Before the age of print, many educated Hindus read Persian — Kayasths, Khatris and Brahmins among them. Persian had a status somewhat like English does today. Just as some Indians now read English translations of the Gita or the Upanishads, many of their counterparts in the past would have read these works in Persian. Dara’s Persian translation opened the Upanishads to non-Brahmins who may not have had the opportunity to develop a mastery of Sanskrit. Take, for instance, the 19th century reformer Kanhaiyalal Alakhdhari. He produced an Urdu translation of the Persian Sirr-i akbar, which enjoyed several printings. Alakhdhari was not very favourably inclined towards Islam or Muslims, but he felt indebted to Dara Shukoh’s Sirr-i akbar, which had helped him access the Upanishads in his own project of Hindu reform and revival.

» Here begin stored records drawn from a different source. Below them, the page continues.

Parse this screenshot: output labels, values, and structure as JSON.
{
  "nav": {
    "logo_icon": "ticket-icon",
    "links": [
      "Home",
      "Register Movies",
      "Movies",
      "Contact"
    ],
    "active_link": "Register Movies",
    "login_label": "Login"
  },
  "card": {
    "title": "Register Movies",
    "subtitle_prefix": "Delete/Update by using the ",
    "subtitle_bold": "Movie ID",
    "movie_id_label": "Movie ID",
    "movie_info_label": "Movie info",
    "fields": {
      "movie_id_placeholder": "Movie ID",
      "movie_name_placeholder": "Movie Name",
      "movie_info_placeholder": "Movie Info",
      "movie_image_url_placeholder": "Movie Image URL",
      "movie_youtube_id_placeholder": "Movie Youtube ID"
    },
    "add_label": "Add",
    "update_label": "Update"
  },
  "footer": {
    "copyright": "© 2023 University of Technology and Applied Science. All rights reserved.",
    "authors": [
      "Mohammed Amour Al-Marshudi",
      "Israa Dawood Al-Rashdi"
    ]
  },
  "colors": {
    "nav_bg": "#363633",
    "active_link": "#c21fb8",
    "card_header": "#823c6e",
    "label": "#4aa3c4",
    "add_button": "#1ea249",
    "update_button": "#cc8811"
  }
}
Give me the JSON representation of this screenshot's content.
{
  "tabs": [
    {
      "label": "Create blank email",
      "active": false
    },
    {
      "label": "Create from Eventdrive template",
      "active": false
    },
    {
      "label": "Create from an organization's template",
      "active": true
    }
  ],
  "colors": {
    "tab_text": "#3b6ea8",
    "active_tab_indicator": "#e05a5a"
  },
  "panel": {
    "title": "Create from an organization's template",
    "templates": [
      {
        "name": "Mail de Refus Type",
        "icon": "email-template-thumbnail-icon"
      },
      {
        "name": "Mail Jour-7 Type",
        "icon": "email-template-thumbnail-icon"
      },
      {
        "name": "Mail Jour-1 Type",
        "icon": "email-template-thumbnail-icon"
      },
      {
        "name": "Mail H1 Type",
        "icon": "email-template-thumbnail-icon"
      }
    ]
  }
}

Dara Shukoh’s Upanishad translation was a monumental project with lasting significance for both Hindus and Muslims. But today it has also become a reminder of religious nationalism’s impossible logic. Certain luminaries of the ruling dispensation hold seminars on Dara Shukoh.

They accuse Indian Muslims of admiring Aurangzeb, and ask them to look up to Dara as a model instead. But when a Muslim scholar like Firoze Khan does just that by pursuing a career in Sanskrit studies, he is hounded. Members of the RSS have spoken in favour of Khan’s original appointment to the Sanskrit Vidya Dharma Vigyan faculty of BHU. Yet, for now, the forces that their ideology unleashed have prevailed.

The future of Sanskrit is linked with the fate of the humanities. It will flourish and grow when the study of all languages and literatures can thrive, in universities that nurture academic freedom and attract a diverse student body. This is a vision too terrifying to behold for the self-styled protectors of tradition.

Like other ideological projects, neo-liberal Hindutva seeks its own coherence. Yet, in it dwell numerous contradictions. At once it promotes Sanskrit as a pan-Indian ideal for all, but then punishes Muslims for advancing too far in it. It seeks the prestige of science and learning while hollowing out stellar public universities.

Such contradictions proceed through a triumphalism that has little space for difference or dissent, let alone our common histories that have Hindus reading Persian, or Muslims studying Sanskrit.